Many fans, players and members of the front office wonder what exactly the 6'6", 206 pound Sonny Weems is going to bring to the Phoenix Suns this season.
We know he still has great hops.
Will he be the second coming of P.J. Tucker? Or Josh Childress?
Weems' NBA path most closely follows Tucker's - drafted in the second round, a poor-shooting tweener who leaves the Raptors for more opportunity overseas, wins a lot of games, then comes back to the NBA with the Suns.
No one knew anything about Tucker until he donned a Suns Summer League jersey and hustled his way onto the roster. Assistant Coach Dan Majerle loved Tucker's hustle, and soon Head Coach Alvin Gentry did as well. Tucker went from being a question mark in the 2012 preseason to a wing starter on December 31 next to Jared Dudley, ahead of... (clears throat)... Shannon Brown and Michael Beasley. Gawd, that was an awful team!
From that point on, Tucker started 126 of 133 possible games until being suspended to open the 2014-15 season. Even then, he reclaimed his starting spot from Marcus Morris after 18 games and never gave it back.
Tucker is not an NBA star. Far from it. In three Suns seasons, he's averaged just 8.3 points and 5.8 rebounds in 28 minutes per game. He patterns his game on consistent hustle - something coaches absolutely love. Tucker's rebound rate at the small forward position is incredibly high, despite being only 6'5", and he frequently takes on the opponent's best offensive player. Mostly, that's a wing but Tucker's also been seen guarding DeMarcus Cousins, Blake Griffin, and some of the league's best point guards.
Does that describe Sonny Weems? No.
Weems is more of an athlete whose hustle comes and goes. He's got great hops, and has figured out how to make three pointers (40% last year), but has been playing lesser athletic competition for years.
In terms of wiry athletes who go overseas and succeed mainly based on their superior athleticism, Josh Childress comes to mind.
Childress was originally a first round pick and played four very good seasons (11 points, 5 rebounds, 2 assists as a small forward) as a sixth man for Atlanta before a contract dispute pushed him overseas for greener pastures. The Hawks offered him more than $5.5 million per year, with raises, but he took $7 million per year overseas with powerhouse Olympiacos. At the time, Childress was thought to be a trail blazer for midlevel guys to get more money overseas, but few NBA players actually followed him.

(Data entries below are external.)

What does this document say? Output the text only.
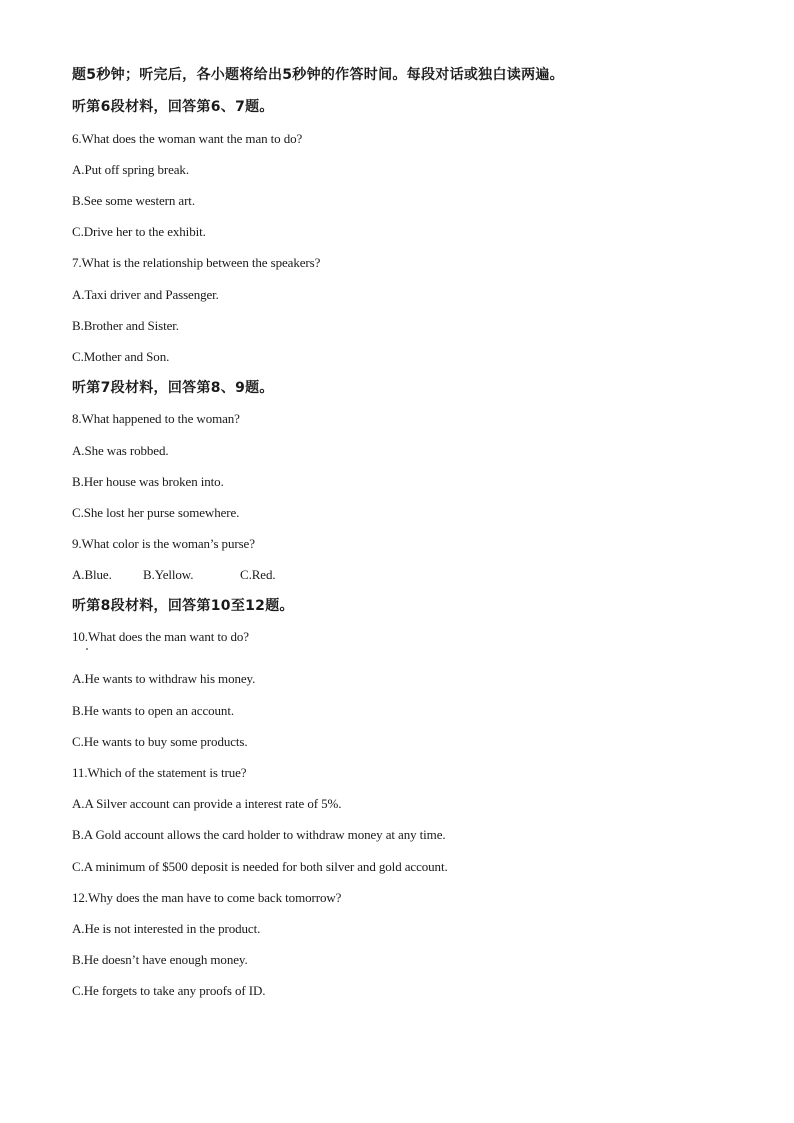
题5秒钟；听完后，各小题将给出5秒钟的作答时间。每段对话或独白读两遍。
听第6段材料，回答第6、7题。
6.What does the woman want the man to do?
A.Put off spring break.
B.See some western art.
C.Drive her to the exhibit.
7.What is the relationship between the speakers?
A.Taxi driver and Passenger.
B.Brother and Sister.
C.Mother and Son.
听第7段材料，回答第8、9题。
8.What happened to the woman?
A.She was robbed.
B.Her house was broken into.
C.She lost her purse somewhere.
9.What color is the woman’s purse?
A.Blue. B.Yellow.	C.Red.
听第8段材料，回答第10至12题。
10.What does the man want to do?
A.He wants to withdraw his money.
B.He wants to open an account.
C.He wants to buy some products.
11.Which of the statement is true?
A.A Silver account can provide a interest rate of 5%.
B.A Gold account allows the card holder to withdraw money at any time.
C.A minimum of $500 deposit is needed for both silver and gold account.
12.Why does the man have to come back tomorrow?
A.He is not interested in the product.
B.He doesn’t have enough money.
C.He forgets to take any proofs of ID.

Suns fans remember the awful Childress who came back to the NBA just two years later. Somehow, the athletic defender left his quickness in Greece. He looked okay in preseason workouts, but he was overmatched as soon as players were going full speed in the regular season.
Childress' early NBA career was made on slashing and scoring from the wing, and on defending wing players. He couldn't shoot to save his life. Back in the NBA for the 2010-11 season on a contract paying what he always wanted - $7 million per year - he was unable to earn solid playing time because he still couldn't shoot and his slashing ability had disappeared.
He was so bad, the Suns used the amnesty clause on him in 2012 and JUST NOW stopped paying him $7 million per year to not play for them. For $35 million, Childress delivered 88 games of action, including 3 starts (once as a joke against Mike D'Antoni's Knicks), and 4.2 points per game.
Who is Sonny Weems?
Weems won't be Childress or Tucker, but those comparisons are interesting to consider.
It's quite possible Weems has kept his athleticism and will be able to keep up with NBA players on the wing. It's quite possible he will make 35+% of his threes to keep the floor spaced when he's out there.
But it's just as possible that he will no longer be able to keep up with NBA guys and will get lost on defense too often to keep his spot in the rotation.
Let's take a look at Sonny Weems more indepth.
Our own Sam Cooper did a great film study on Sonny this month. It's really a must-read for those who like to know more about how players react on the court.
And back in August, I posted this scouting report on Weems from 2013 when he was first rumored to want to return to the NBA.
Will Weems be a success or failure in his return to the NBA?
Luckily, the Suns have only committed $3 million to him (versus $35 million to Childress) to find out. And if Weems is a bust, his competition is much more enticing than Shannon Brown and Michael Beasley. Weems' competition at shooting guard and small forward includes youngsters Brandon Knight, T.J. Warren, Archie Goodwin and Devin Booker, along with veteran P.J. Tucker.